Thursday, August 9, 2007

Multiple SSIS environments on the same server

Got Dev and Test (and even Prod) environments on the same box? Want to avoid hacking the package xml when promoting SSIS solutions? There are a couple of configuration options:

1. XML configuration file

The key here is to use a relative path. The wizard guides you to click the Browse button and specify an absolute reference e.g. c:\ssisdev\config.dtsconfig. Instead, just type in config.dtsconfig. SSIS will look for the config file in the package location.

Depending on how you structure your solution, you don't necessarily want your config files in the same location as the packages that use them. I suggest you give up on this now and accept all config files will have to be in the same location as the packages that use them.

This is because longer relative paths such as ..\config.dtsconfig don't work (this particular example saves the config file to C:\Program Files\Microsoft Visual Studio 8\Common7 !!!)

2. SQL Server

This is a two phase approach. Firstly, set up a SQL Server configuration table. As part of this process you will reference or create a database connection. Then (and this is the cunning bit) create an XML config file with a relative path (as per option #1) that contains the connection string for the connection. You can then specify different configuration table locations in the xml config files.
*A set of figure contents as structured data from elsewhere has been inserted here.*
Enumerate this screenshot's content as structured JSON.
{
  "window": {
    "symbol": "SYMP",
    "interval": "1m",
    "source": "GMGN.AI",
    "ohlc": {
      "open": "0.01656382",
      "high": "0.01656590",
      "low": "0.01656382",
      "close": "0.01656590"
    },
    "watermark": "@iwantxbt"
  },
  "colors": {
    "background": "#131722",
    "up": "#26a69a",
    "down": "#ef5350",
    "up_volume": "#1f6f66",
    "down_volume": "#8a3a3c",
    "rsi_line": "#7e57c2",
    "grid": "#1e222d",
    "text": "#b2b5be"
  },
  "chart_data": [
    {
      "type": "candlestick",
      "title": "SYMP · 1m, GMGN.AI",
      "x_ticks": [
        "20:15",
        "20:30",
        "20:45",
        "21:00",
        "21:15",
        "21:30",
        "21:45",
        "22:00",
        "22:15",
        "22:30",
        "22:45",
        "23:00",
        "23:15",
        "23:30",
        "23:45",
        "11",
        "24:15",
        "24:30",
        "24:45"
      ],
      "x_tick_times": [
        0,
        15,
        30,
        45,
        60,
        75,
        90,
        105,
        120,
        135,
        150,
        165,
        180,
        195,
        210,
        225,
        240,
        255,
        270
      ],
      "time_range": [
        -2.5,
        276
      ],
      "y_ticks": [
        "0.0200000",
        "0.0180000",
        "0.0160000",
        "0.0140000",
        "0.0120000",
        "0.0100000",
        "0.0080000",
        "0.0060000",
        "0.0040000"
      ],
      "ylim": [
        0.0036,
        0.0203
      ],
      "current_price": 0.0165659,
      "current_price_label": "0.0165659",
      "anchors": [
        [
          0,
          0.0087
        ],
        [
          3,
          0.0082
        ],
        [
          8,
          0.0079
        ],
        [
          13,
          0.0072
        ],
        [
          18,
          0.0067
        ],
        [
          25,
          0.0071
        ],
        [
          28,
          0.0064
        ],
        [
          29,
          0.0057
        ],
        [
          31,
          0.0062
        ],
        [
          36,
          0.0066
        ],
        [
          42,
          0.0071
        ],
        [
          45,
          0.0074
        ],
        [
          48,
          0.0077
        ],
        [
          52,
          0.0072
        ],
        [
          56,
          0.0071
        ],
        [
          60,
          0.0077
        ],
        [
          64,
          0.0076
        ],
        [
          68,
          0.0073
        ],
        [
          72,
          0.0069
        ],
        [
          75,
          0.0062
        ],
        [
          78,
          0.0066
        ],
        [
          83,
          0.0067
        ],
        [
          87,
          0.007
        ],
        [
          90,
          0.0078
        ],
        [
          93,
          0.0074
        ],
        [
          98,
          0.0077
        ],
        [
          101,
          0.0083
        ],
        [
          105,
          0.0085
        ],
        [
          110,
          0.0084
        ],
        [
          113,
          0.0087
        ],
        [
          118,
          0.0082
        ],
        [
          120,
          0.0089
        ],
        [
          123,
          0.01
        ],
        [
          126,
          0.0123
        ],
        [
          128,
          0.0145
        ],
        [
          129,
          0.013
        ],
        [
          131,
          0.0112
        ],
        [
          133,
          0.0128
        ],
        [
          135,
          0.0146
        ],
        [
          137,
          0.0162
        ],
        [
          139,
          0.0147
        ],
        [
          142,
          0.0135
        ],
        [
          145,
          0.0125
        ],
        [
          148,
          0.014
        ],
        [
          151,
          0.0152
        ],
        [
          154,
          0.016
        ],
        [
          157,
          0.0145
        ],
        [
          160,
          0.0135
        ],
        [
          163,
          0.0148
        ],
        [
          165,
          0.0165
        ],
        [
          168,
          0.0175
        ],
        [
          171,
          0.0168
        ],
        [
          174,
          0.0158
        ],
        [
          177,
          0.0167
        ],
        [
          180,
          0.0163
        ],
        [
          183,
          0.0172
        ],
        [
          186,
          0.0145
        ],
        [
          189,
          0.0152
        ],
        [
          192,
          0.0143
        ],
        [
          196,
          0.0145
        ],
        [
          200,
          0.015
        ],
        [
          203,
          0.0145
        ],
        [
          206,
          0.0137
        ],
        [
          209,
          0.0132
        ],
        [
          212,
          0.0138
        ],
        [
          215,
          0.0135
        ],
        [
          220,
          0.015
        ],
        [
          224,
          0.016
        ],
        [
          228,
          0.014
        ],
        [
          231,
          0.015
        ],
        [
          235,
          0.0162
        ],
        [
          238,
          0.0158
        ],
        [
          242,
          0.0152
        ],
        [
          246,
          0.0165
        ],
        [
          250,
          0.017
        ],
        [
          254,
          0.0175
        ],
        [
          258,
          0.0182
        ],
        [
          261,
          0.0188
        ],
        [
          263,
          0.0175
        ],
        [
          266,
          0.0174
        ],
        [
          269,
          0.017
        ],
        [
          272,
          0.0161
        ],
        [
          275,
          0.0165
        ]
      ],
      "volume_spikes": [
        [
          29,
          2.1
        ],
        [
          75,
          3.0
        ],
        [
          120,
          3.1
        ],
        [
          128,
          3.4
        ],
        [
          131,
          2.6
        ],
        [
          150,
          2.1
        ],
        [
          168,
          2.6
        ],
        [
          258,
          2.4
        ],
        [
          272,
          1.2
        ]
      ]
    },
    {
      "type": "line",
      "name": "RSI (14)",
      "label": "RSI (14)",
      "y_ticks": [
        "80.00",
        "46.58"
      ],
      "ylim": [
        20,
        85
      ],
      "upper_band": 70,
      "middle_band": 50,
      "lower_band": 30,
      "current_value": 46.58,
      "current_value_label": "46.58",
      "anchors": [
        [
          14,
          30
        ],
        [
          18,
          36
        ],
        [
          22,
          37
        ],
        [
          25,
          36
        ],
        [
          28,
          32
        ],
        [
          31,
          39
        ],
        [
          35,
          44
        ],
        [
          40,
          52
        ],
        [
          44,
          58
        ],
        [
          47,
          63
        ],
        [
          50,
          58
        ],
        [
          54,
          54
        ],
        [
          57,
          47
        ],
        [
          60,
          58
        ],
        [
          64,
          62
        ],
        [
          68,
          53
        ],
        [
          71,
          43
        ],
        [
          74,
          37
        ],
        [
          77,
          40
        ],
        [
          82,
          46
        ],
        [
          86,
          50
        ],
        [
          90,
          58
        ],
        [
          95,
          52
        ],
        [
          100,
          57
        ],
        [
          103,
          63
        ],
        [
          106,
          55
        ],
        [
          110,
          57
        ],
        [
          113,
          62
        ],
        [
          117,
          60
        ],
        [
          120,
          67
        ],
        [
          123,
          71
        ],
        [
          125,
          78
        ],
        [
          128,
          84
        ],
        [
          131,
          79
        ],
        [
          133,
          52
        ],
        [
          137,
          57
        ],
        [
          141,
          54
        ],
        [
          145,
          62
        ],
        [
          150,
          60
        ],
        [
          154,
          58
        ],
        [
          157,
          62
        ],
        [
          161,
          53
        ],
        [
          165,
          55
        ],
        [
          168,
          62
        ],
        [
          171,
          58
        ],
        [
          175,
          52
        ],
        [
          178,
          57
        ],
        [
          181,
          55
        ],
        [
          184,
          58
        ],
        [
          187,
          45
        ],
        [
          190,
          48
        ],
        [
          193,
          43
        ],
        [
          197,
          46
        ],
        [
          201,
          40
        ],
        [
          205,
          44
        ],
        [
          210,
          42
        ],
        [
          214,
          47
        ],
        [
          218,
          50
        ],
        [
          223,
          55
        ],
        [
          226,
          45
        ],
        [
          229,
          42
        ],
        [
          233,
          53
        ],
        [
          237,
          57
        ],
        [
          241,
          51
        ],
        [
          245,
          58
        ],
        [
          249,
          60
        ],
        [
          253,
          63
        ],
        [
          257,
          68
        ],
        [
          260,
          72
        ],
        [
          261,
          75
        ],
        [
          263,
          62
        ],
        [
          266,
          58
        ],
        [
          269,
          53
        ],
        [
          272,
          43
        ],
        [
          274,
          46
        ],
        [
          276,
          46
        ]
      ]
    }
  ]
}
This option also uses xml config files and is hampered by the same difficulties as option #1. You will need a separate config file for every package location, and you will need to maintain these config files individually. You could design to ensure your config files are all identical and write a script to copy them as part of the build; whether this is worth the effort depends on your solution.

2 comments:

Ram said...

so i cant have multiple environments in the same server using environmental variables alone as my initial connection?

oscil8er said...

Sorry, but I've never found a way to achieve this.